Je leur balanstique mon numéro de chambre et un résumé de mon curriculum.

— Personne ne m’a demandé ce matin ?

Le préposé interpelle un collègue. Y a du blabla en suisse-allemand. Après quoi il me dit que « ce monsieur » s’est présenté vers les six heures du mat et qu’il est toujours là à poireauter dans le hall…

La constance de ce flic me va droit au cœur.

— Voulez-vous me le passer ?

Il veut. J’ai bientôt Cherio à l’appareil. Je m’excuse pour le retard, le remercie de m’avoir attendu et le prie de radiner dare-dare à l’adresse de la villa du lac.

Il fait : « Très bien, monsieur le commissaire » et nous raccrochons avec un ensemble parfait.

Bon… Si je ne fais pas de fausse manœuvre, tout doit boomer le mieux du monde… Je vais sur le seuil guetter mon zigoto.

Bien que je ne le connaisse pas (et j’ai pour cela la meilleure des raisons : celle de ne l’avoir jamais vu), je le repère au premier regard. C’est un grand costaud qui a une gueule de marteau et des épaules larges comme une cabine téléphonique… Avec ça l’air commode du monsieur qui vient d’apprendre simultanément que sa femme s’est barrée avec les éconocroques de la casba, qu’il a un cancer au pylore et qu’un plaisantin vient de foutre le feu à son domicile… Pourtant son visage neutre et sévère s’éclaire d’un sourire respectueux lorsque je me présente à lui.

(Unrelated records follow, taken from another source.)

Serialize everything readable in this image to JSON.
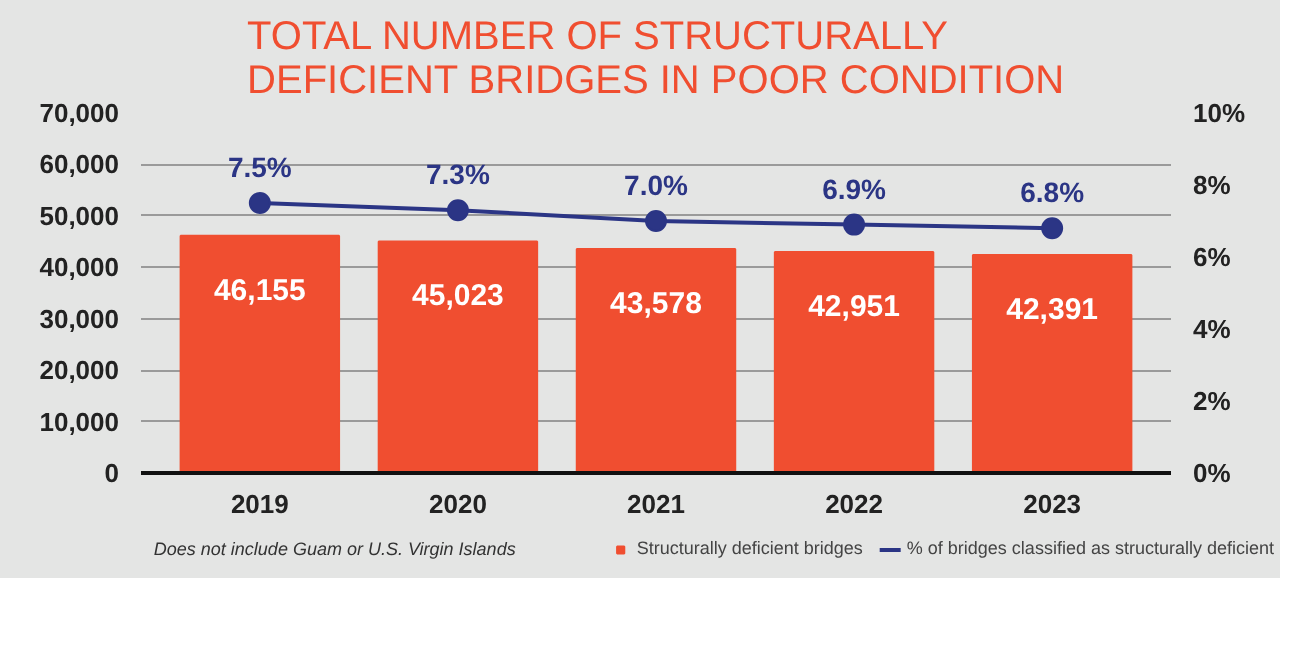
{
  "chart_data": {
    "type": "bar",
    "title": "TOTAL NUMBER OF STRUCTURALLY\nDEFICIENT BRIDGES IN POOR CONDITION",
    "categories": [
      "2019",
      "2020",
      "2021",
      "2022",
      "2023"
    ],
    "series": [
      {
        "name": "Structurally deficient bridges",
        "type": "bar",
        "color": "#f04e30",
        "values": [
          46155,
          45023,
          43578,
          42951,
          42391
        ],
        "value_labels": [
          "46,155",
          "45,023",
          "43,578",
          "42,951",
          "42,391"
        ]
      },
      {
        "name": "% of bridges classified as structurally deficient",
        "type": "line",
        "axis": "y2",
        "color": "#2b3585",
        "values": [
          7.5,
          7.3,
          7.0,
          6.9,
          6.8
        ],
        "value_labels": [
          "7.5%",
          "7.3%",
          "7.0%",
          "6.9%",
          "6.8%"
        ]
      }
    ],
    "ylim": [
      0,
      70000
    ],
    "yticks": [
      {
        "value": 0,
        "label": "0"
      },
      {
        "value": 10000,
        "label": "10,000"
      },
      {
        "value": 20000,
        "label": "20,000"
      },
      {
        "value": 30000,
        "label": "30,000"
      },
      {
        "value": 40000,
        "label": "40,000"
      },
      {
        "value": 50000,
        "label": "50,000"
      },
      {
        "value": 60000,
        "label": "60,000"
      },
      {
        "value": 70000,
        "label": "70,000"
      }
    ],
    "y2lim": [
      0,
      10
    ],
    "y2ticks": [
      {
        "value": 0,
        "label": "0%"
      },
      {
        "value": 2,
        "label": "2%"
      },
      {
        "value": 4,
        "label": "4%"
      },
      {
        "value": 6,
        "label": "6%"
      },
      {
        "value": 8,
        "label": "8%"
      },
      {
        "value": 10,
        "label": "10%"
      }
    ],
    "grid": "y",
    "legend": "bottom",
    "marker": "circle",
    "line_style": "solid",
    "annotations": [
      "Does not include Guam or U.S. Virgin Islands"
    ]
  }
}
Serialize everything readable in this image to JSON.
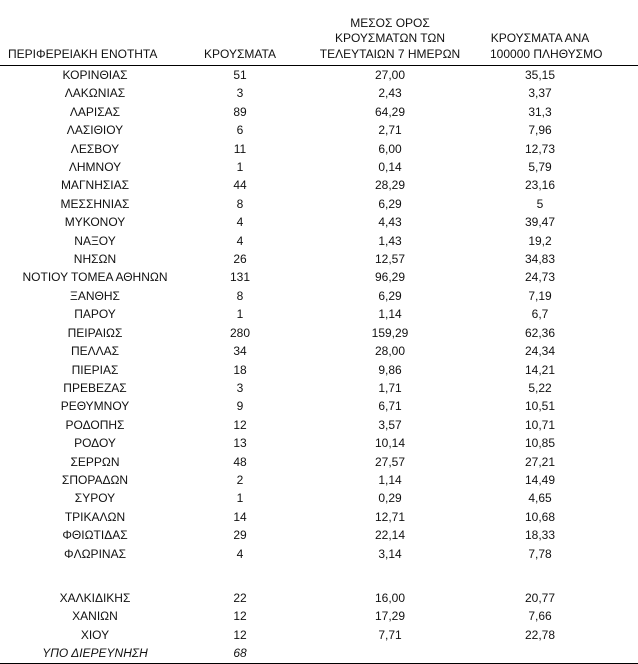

— Commissaire San-Antonio, fais-je…

Il s’incline.

— Enchanté de vous connaître, M. Bodard m’a parlé de vous en termes enthousiastes…

On se fait un peu de tennis-baratin, puis j’entre tête boulée dans le vif de la question.

— J’ai neutralisé un gros trafiquant d’armes et son complice. Il est essentiel pour moi que ces gens soient mis au secret absolu pendant au moins trois jours… Pouvez-vous le faire ?

Il soulève son vieux bitos verdâtre et gratte d’un index embarrassé sa manufacture de pellicules.